Help needed with Wien2k parser hacking

Dear all,

I’ve been playing a bit with the Wien2k parser, with mixed success.

My first question is how to treat variables which are printed every scf iteration but are mostly interesting just in the last, such as the total energy.

So far what I have done is to add helper variable:
self.totE = 0 (in initialize_values)
and I save the value after every scf iteration in onClose_section_scf_iteration:
and later add it to backend in onClose_section_single_configuration_calculation
backend.addValue(“energy_total”, self.totE)
however this feels like a lot of unnecessary copies and code.

For example the current Wien2k parser has code like this:

def onClose_section_system

# atom force
atom_force = []
for i in [‘x’, ‘y’, ‘z’]:
api = section[‘x_wien2k_for_’ + i]
if api is not None:
atom_force.append(api)

This doesn’t works since section is empty, as there is no ‘x_wien2k_for_x’ in section inside onClose_section_system (its accessible only in onClose_section_scf_iteration) so api is always None and the atom_force belongs to section_single_configuration_calculation anyway.
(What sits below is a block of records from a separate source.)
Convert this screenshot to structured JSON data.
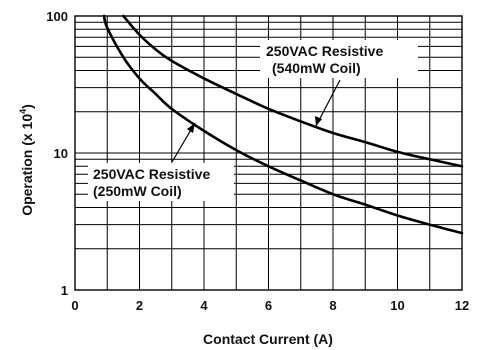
{
  "chart_data": {
    "type": "line",
    "title": "",
    "xlabel": "Contact Current (A)",
    "ylabel_text": "Operation (x 10",
    "ylabel_exp": "4",
    "ylabel_close": ")",
    "xlim": [
      0,
      12
    ],
    "ylim": [
      1,
      100
    ],
    "y_scale": "log",
    "grid": true,
    "x_ticks": [
      0,
      2,
      4,
      6,
      8,
      10,
      12
    ],
    "x_tick_labels": [
      "0",
      "2",
      "4",
      "6",
      "8",
      "10",
      "12"
    ],
    "y_ticks": [
      1,
      10,
      100
    ],
    "y_tick_labels": [
      "1",
      "10",
      "100"
    ],
    "series": [
      {
        "name": "250VAC Resistive (540mW Coil)",
        "label_lines": [
          "250VAC Resistive",
          "(540mW Coil)"
        ],
        "x": [
          1.5,
          2,
          2.5,
          3,
          4,
          5,
          6,
          7,
          8,
          9,
          10,
          11,
          12
        ],
        "y": [
          100,
          73,
          57,
          47,
          35,
          27,
          21,
          17,
          14,
          12,
          10.2,
          9,
          8
        ]
      },
      {
        "name": "250VAC Resistive (250mW Coil)",
        "label_lines": [
          "250VAC Resistive",
          "(250mW Coil)"
        ],
        "x": [
          0.9,
          1,
          1.5,
          2,
          2.5,
          3,
          4,
          5,
          6,
          7,
          8,
          9,
          10,
          11,
          12
        ],
        "y": [
          100,
          82,
          50,
          35,
          27,
          21,
          14.5,
          10.5,
          8,
          6.3,
          5,
          4.2,
          3.5,
          3,
          2.6
        ]
      }
    ]
  }
}
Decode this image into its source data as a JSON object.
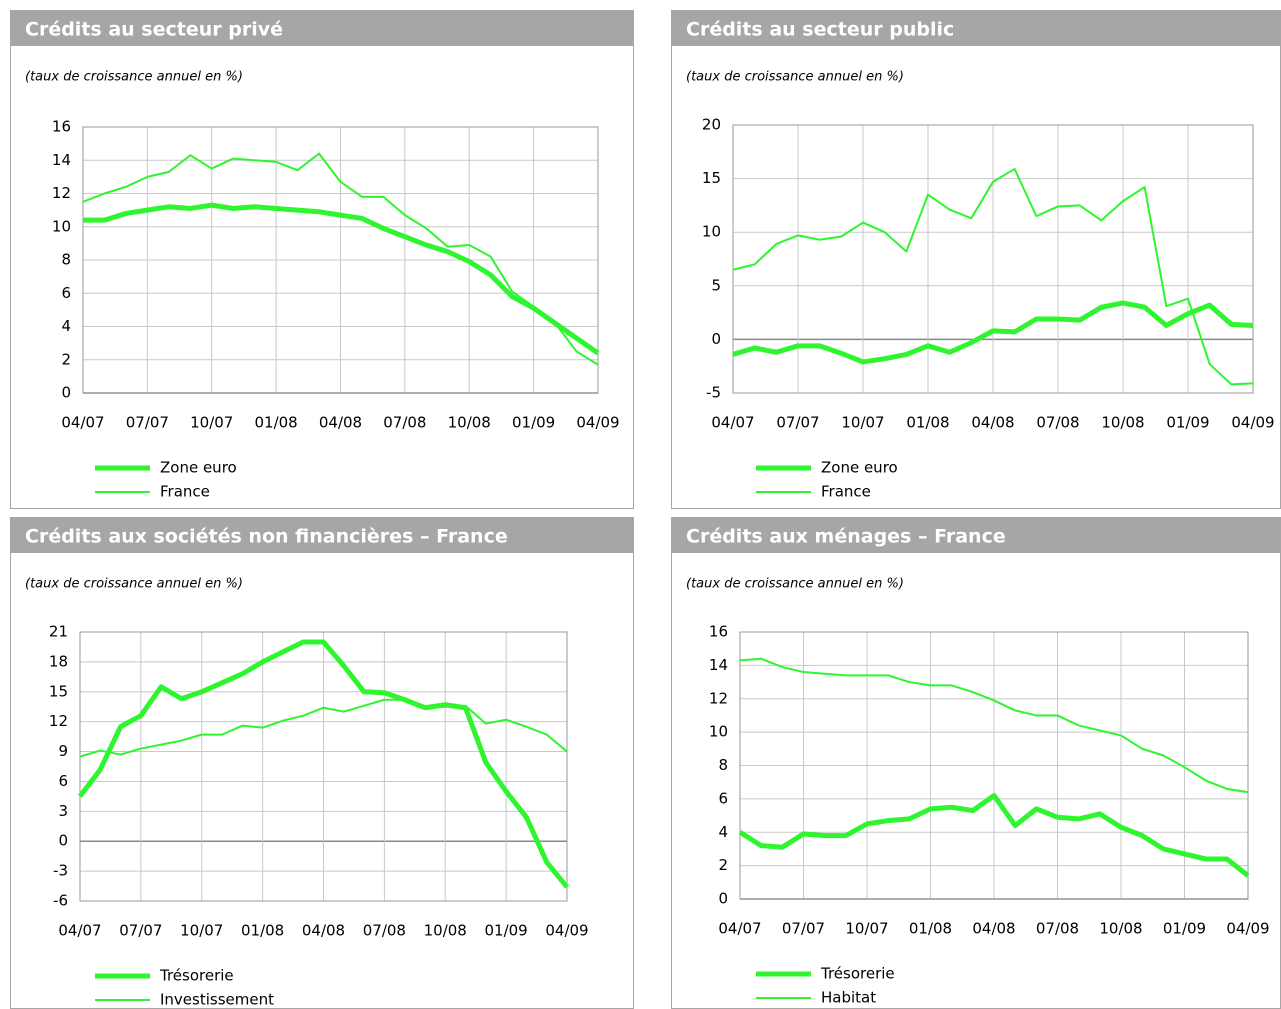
{
  "chart_data": [
    {
      "type": "line",
      "title": "Crédits au secteur privé",
      "subtitle": "(taux de croissance annuel en %)",
      "categories": [
        "04/07",
        null,
        null,
        "07/07",
        null,
        null,
        "10/07",
        null,
        null,
        "01/08",
        null,
        null,
        "04/08",
        null,
        null,
        "07/08",
        null,
        null,
        "10/08",
        null,
        null,
        "01/09",
        null,
        null,
        "04/09"
      ],
      "ylim": [
        0,
        16
      ],
      "yticks": [
        0,
        2,
        4,
        6,
        8,
        10,
        12,
        14,
        16
      ],
      "grid": true,
      "series": [
        {
          "name": "Zone euro",
          "color": "#2ef52e",
          "line_width": 5,
          "values": [
            10.4,
            10.4,
            10.8,
            11.0,
            11.2,
            11.1,
            11.3,
            11.1,
            11.2,
            11.1,
            11.0,
            10.9,
            10.7,
            10.5,
            9.9,
            9.4,
            8.9,
            8.5,
            7.9,
            7.1,
            5.8,
            5.1,
            4.2,
            3.3,
            2.4
          ]
        },
        {
          "name": "France",
          "color": "#2ef52e",
          "line_width": 2,
          "values": [
            11.5,
            12.0,
            12.4,
            13.0,
            13.3,
            14.3,
            13.5,
            14.1,
            14.0,
            13.9,
            13.4,
            14.4,
            12.7,
            11.8,
            11.8,
            10.7,
            9.9,
            8.8,
            8.9,
            8.2,
            6.1,
            5.2,
            4.2,
            2.5,
            1.7
          ]
        }
      ]
    },
    {
      "type": "line",
      "title": "Crédits au secteur public",
      "subtitle": "(taux de croissance annuel en %)",
      "categories": [
        "04/07",
        null,
        null,
        "07/07",
        null,
        null,
        "10/07",
        null,
        null,
        "01/08",
        null,
        null,
        "04/08",
        null,
        null,
        "07/08",
        null,
        null,
        "10/08",
        null,
        null,
        "01/09",
        null,
        null,
        "04/09"
      ],
      "ylim": [
        -5,
        20
      ],
      "yticks": [
        -5,
        0,
        5,
        10,
        15,
        20
      ],
      "grid": true,
      "series": [
        {
          "name": "Zone euro",
          "color": "#2ef52e",
          "line_width": 5,
          "values": [
            -1.4,
            -0.8,
            -1.2,
            -0.6,
            -0.6,
            -1.3,
            -2.1,
            -1.8,
            -1.4,
            -0.6,
            -1.2,
            -0.3,
            0.8,
            0.7,
            1.9,
            1.9,
            1.8,
            3.0,
            3.4,
            3.0,
            1.3,
            2.4,
            3.2,
            1.4,
            1.3
          ]
        },
        {
          "name": "France",
          "color": "#2ef52e",
          "line_width": 2,
          "values": [
            6.5,
            7.0,
            8.9,
            9.7,
            9.3,
            9.6,
            10.9,
            10.0,
            8.2,
            13.5,
            12.1,
            11.3,
            14.7,
            15.9,
            11.5,
            12.4,
            12.5,
            11.1,
            12.9,
            14.2,
            3.1,
            3.8,
            -2.3,
            -4.2,
            -4.1
          ]
        }
      ]
    },
    {
      "type": "line",
      "title": "Crédits aux sociétés non financières – France",
      "subtitle": "(taux de croissance annuel en %)",
      "categories": [
        "04/07",
        null,
        null,
        "07/07",
        null,
        null,
        "10/07",
        null,
        null,
        "01/08",
        null,
        null,
        "04/08",
        null,
        null,
        "07/08",
        null,
        null,
        "10/08",
        null,
        null,
        "01/09",
        null,
        null,
        "04/09"
      ],
      "ylim": [
        -6,
        21
      ],
      "yticks": [
        -6,
        -3,
        0,
        3,
        6,
        9,
        12,
        15,
        18,
        21
      ],
      "grid": true,
      "series": [
        {
          "name": "Trésorerie",
          "color": "#2ef52e",
          "line_width": 5,
          "values": [
            4.5,
            7.2,
            11.5,
            12.6,
            15.5,
            14.3,
            15.0,
            15.9,
            16.8,
            18.0,
            19.0,
            20.0,
            20.0,
            17.6,
            15.0,
            14.9,
            14.2,
            13.4,
            13.7,
            13.4,
            7.9,
            5.0,
            2.4,
            -2.1,
            -4.6
          ]
        },
        {
          "name": "Investissement",
          "color": "#2ef52e",
          "line_width": 2,
          "values": [
            8.5,
            9.1,
            8.7,
            9.3,
            9.7,
            10.1,
            10.7,
            10.7,
            11.6,
            11.4,
            12.1,
            12.6,
            13.4,
            13.0,
            13.6,
            14.2,
            14.2,
            13.4,
            13.5,
            13.6,
            11.8,
            12.2,
            11.5,
            10.7,
            9.0
          ]
        }
      ]
    },
    {
      "type": "line",
      "title": "Crédits aux ménages – France",
      "subtitle": "(taux de croissance annuel en %)",
      "categories": [
        "04/07",
        null,
        null,
        "07/07",
        null,
        null,
        "10/07",
        null,
        null,
        "01/08",
        null,
        null,
        "04/08",
        null,
        null,
        "07/08",
        null,
        null,
        "10/08",
        null,
        null,
        "01/09",
        null,
        null,
        "04/09"
      ],
      "ylim": [
        0,
        16
      ],
      "yticks": [
        0,
        2,
        4,
        6,
        8,
        10,
        12,
        14,
        16
      ],
      "grid": true,
      "series": [
        {
          "name": "Trésorerie",
          "color": "#2ef52e",
          "line_width": 5,
          "values": [
            4.0,
            3.2,
            3.1,
            3.9,
            3.8,
            3.8,
            4.5,
            4.7,
            4.8,
            5.4,
            5.5,
            5.3,
            6.2,
            4.4,
            5.4,
            4.9,
            4.8,
            5.1,
            4.3,
            3.8,
            3.0,
            2.7,
            2.4,
            2.4,
            1.4
          ]
        },
        {
          "name": "Habitat",
          "color": "#2ef52e",
          "line_width": 2,
          "values": [
            14.3,
            14.4,
            13.9,
            13.6,
            13.5,
            13.4,
            13.4,
            13.4,
            13.0,
            12.8,
            12.8,
            12.4,
            11.9,
            11.3,
            11.0,
            11.0,
            10.4,
            10.1,
            9.8,
            9.0,
            8.6,
            7.9,
            7.1,
            6.6,
            6.4
          ]
        }
      ]
    }
  ]
}
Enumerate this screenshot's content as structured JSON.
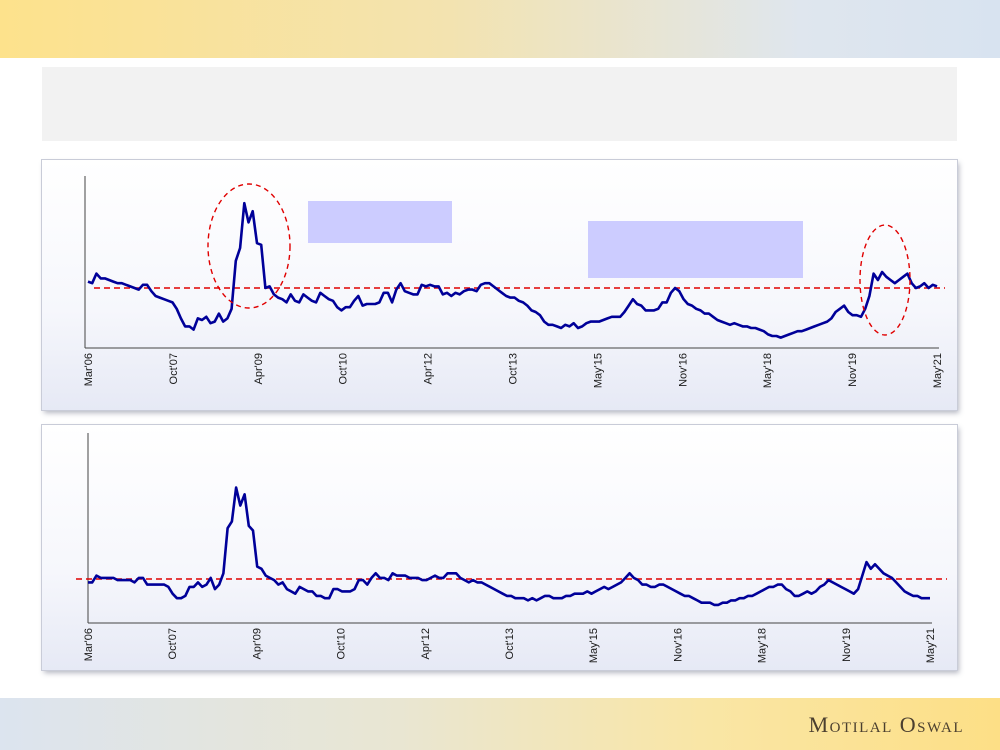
{
  "brand": {
    "logo_text": "Motilal Oswal"
  },
  "colors": {
    "series": "#000099",
    "average_line": "#e00000",
    "highlight": "#e00000",
    "callout": "#ccccff"
  },
  "chart_data": [
    {
      "type": "line",
      "title": "",
      "xlabel": "",
      "ylabel": "",
      "x_tick_labels": [
        "Mar'06",
        "Oct'07",
        "Apr'09",
        "Oct'10",
        "Apr'12",
        "Oct'13",
        "May'15",
        "Nov'16",
        "May'18",
        "Nov'19",
        "May'21"
      ],
      "y_axis_labels": "none",
      "grid": false,
      "reference_line": {
        "style": "dashed",
        "color": "#e00000",
        "label": "",
        "value": 35
      },
      "highlights": [
        "ellipse around Apr'09 peak",
        "ellipse around 2020 peak"
      ],
      "series": [
        {
          "values": [
            39,
            38,
            44,
            41,
            41,
            40,
            39,
            38,
            38,
            37,
            36,
            35,
            34,
            37,
            37,
            33,
            30,
            29,
            28,
            27,
            26,
            22,
            16,
            11,
            11,
            9,
            16,
            15,
            17,
            13,
            14,
            19,
            14,
            16,
            22,
            52,
            60,
            88,
            76,
            83,
            63,
            62,
            35,
            36,
            31,
            29,
            28,
            26,
            31,
            27,
            26,
            31,
            29,
            27,
            26,
            32,
            30,
            28,
            27,
            23,
            21,
            23,
            23,
            27,
            30,
            24,
            25,
            25,
            25,
            26,
            32,
            32,
            26,
            34,
            38,
            33,
            32,
            31,
            31,
            37,
            36,
            37,
            36,
            36,
            31,
            32,
            30,
            32,
            31,
            33,
            34,
            34,
            33,
            37,
            38,
            38,
            36,
            34,
            32,
            30,
            29,
            29,
            27,
            26,
            24,
            21,
            20,
            18,
            14,
            12,
            12,
            11,
            10,
            12,
            11,
            13,
            10,
            11,
            13,
            14,
            14,
            14,
            15,
            16,
            17,
            17,
            17,
            20,
            24,
            28,
            25,
            24,
            21,
            21,
            21,
            22,
            26,
            26,
            32,
            35,
            33,
            28,
            25,
            24,
            22,
            21,
            19,
            19,
            17,
            15,
            14,
            13,
            12,
            13,
            12,
            11,
            11,
            10,
            10,
            9,
            8,
            6,
            5,
            5,
            4,
            5,
            6,
            7,
            8,
            8,
            9,
            10,
            11,
            12,
            13,
            14,
            16,
            20,
            22,
            24,
            20,
            18,
            18,
            17,
            22,
            30,
            44,
            40,
            45,
            42,
            40,
            38,
            40,
            42,
            44,
            38,
            35,
            36,
            38,
            35,
            37,
            36
          ],
          "approx_range": [
            0,
            90
          ]
        }
      ]
    },
    {
      "type": "line",
      "title": "",
      "xlabel": "",
      "ylabel": "",
      "x_tick_labels": [
        "Mar'06",
        "Oct'07",
        "Apr'09",
        "Oct'10",
        "Apr'12",
        "Oct'13",
        "May'15",
        "Nov'16",
        "May'18",
        "Nov'19",
        "May'21"
      ],
      "y_axis_labels": "none",
      "grid": false,
      "reference_line": {
        "style": "dashed",
        "color": "#e00000",
        "label": "",
        "value": 19.5
      },
      "series": [
        {
          "values": [
            18,
            18,
            21,
            20,
            20,
            20,
            20,
            19,
            19,
            19,
            19,
            18,
            20,
            20,
            17,
            17,
            17,
            17,
            17,
            16,
            13,
            11,
            11,
            12,
            16,
            16,
            18,
            16,
            17,
            20,
            15,
            17,
            22,
            42,
            45,
            60,
            52,
            57,
            43,
            41,
            25,
            24,
            21,
            20,
            19,
            17,
            18,
            15,
            14,
            13,
            16,
            15,
            14,
            14,
            12,
            12,
            11,
            11,
            15,
            15,
            14,
            14,
            14,
            15,
            19,
            19,
            17,
            20,
            22,
            20,
            20,
            19,
            22,
            21,
            21,
            21,
            20,
            20,
            20,
            19,
            19,
            20,
            21,
            20,
            20,
            22,
            22,
            22,
            20,
            19,
            18,
            19,
            18,
            18,
            17,
            16,
            15,
            14,
            13,
            12,
            12,
            11,
            11,
            11,
            10,
            11,
            10,
            11,
            12,
            12,
            11,
            11,
            11,
            12,
            12,
            13,
            13,
            13,
            14,
            13,
            14,
            15,
            16,
            15,
            16,
            17,
            18,
            20,
            22,
            20,
            19,
            17,
            17,
            16,
            16,
            17,
            17,
            16,
            15,
            14,
            13,
            12,
            12,
            11,
            10,
            9,
            9,
            9,
            8,
            8,
            9,
            9,
            10,
            10,
            11,
            11,
            12,
            12,
            13,
            14,
            15,
            16,
            16,
            17,
            17,
            15,
            14,
            12,
            12,
            13,
            14,
            13,
            14,
            16,
            17,
            19,
            18,
            17,
            16,
            15,
            14,
            13,
            15,
            21,
            27,
            24,
            26,
            24,
            22,
            21,
            20,
            18,
            16,
            14,
            13,
            12,
            12,
            11,
            11,
            11
          ],
          "approx_range": [
            0,
            70
          ]
        }
      ]
    }
  ]
}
However if one could do it like this it would simplify stuff somehow. So I wonder what the original intent of the author was? So is it possible to somehow access the variables parsed in different section in onClose of another section?
I feel this is somehow related to the caching concept which I don’t get at all, but maybe this is completely unrelated.

What I also don’t understand is how are the repeating variables treated: for example when parsing some repeating stuff (inside section_scf_iteration) using something similar to this example line:
SM(r"ATOM[0-9]+\s*(?P<x_wien2k_force>[-+0-9.]+)", repeats = True),
it will match several lines and when I do
print(section[‘x_wien2k_force’]) in onClose_section_scf_iteration
it will show correctly an array with all the values for all matched atoms. But later when looking at output of “nomad parse --show-archive” there is only the last value, the rest was lost somewhere along the way. How to make the array actually propagated into the archive?

Any help would be appreciated.
Best regards
Pavel

Hi Pavel, thanks for your contribution.

You are addressing several issues. First, I think the total energy in each scf iteration should be stored in energy_total_scf_iteration within each section_scf_iteration, while the resulting total energy (i.e. from the last scf iteration ?) should be stored in the 'section_single_configuration_calculation’s energy_total.

Secon, you are right this is in the wrong method and needs to move to the onClose_section_scf_iteration. I cannot tell you was the original authors intention was.

For the third issue, I am not sure if this is by design or a bug. A workaround would be to overwrite the wrong value in the archive. For example in the onClose_section_scf_iteration you could do something like backend.addValues('x_wien2k_force', section['x_wien2k_force']). Also be sure that the quantities (e.g. x_wien2k_force) are defined and have the proper shape (see wien2kparser/metainfo/wien2k.py). This is also important if you want to add new quantities.

You are right, this is all cumbersome and not really satisfying. You can also judge by my answer that I am not super familiar with how these parser and the used library actually works. Therefore, we are overhauling the overall parser design. I hope that we convert the wien2k parse soon to the new system. I think a lot of these issue will become much clearer then.

Otherwise, I can only refer to the documentation that we have.
For writing quantity definitions: https://nomad-lab.eu/prod/rae/docs/metainfo.html#module-nomad.metainfo
For the SM parser stuff: https://nomad-lab.eu/prod/rae/docs/dev/parser_tutorial.html#simple-matcher

Thanks again for any improvements to the parser.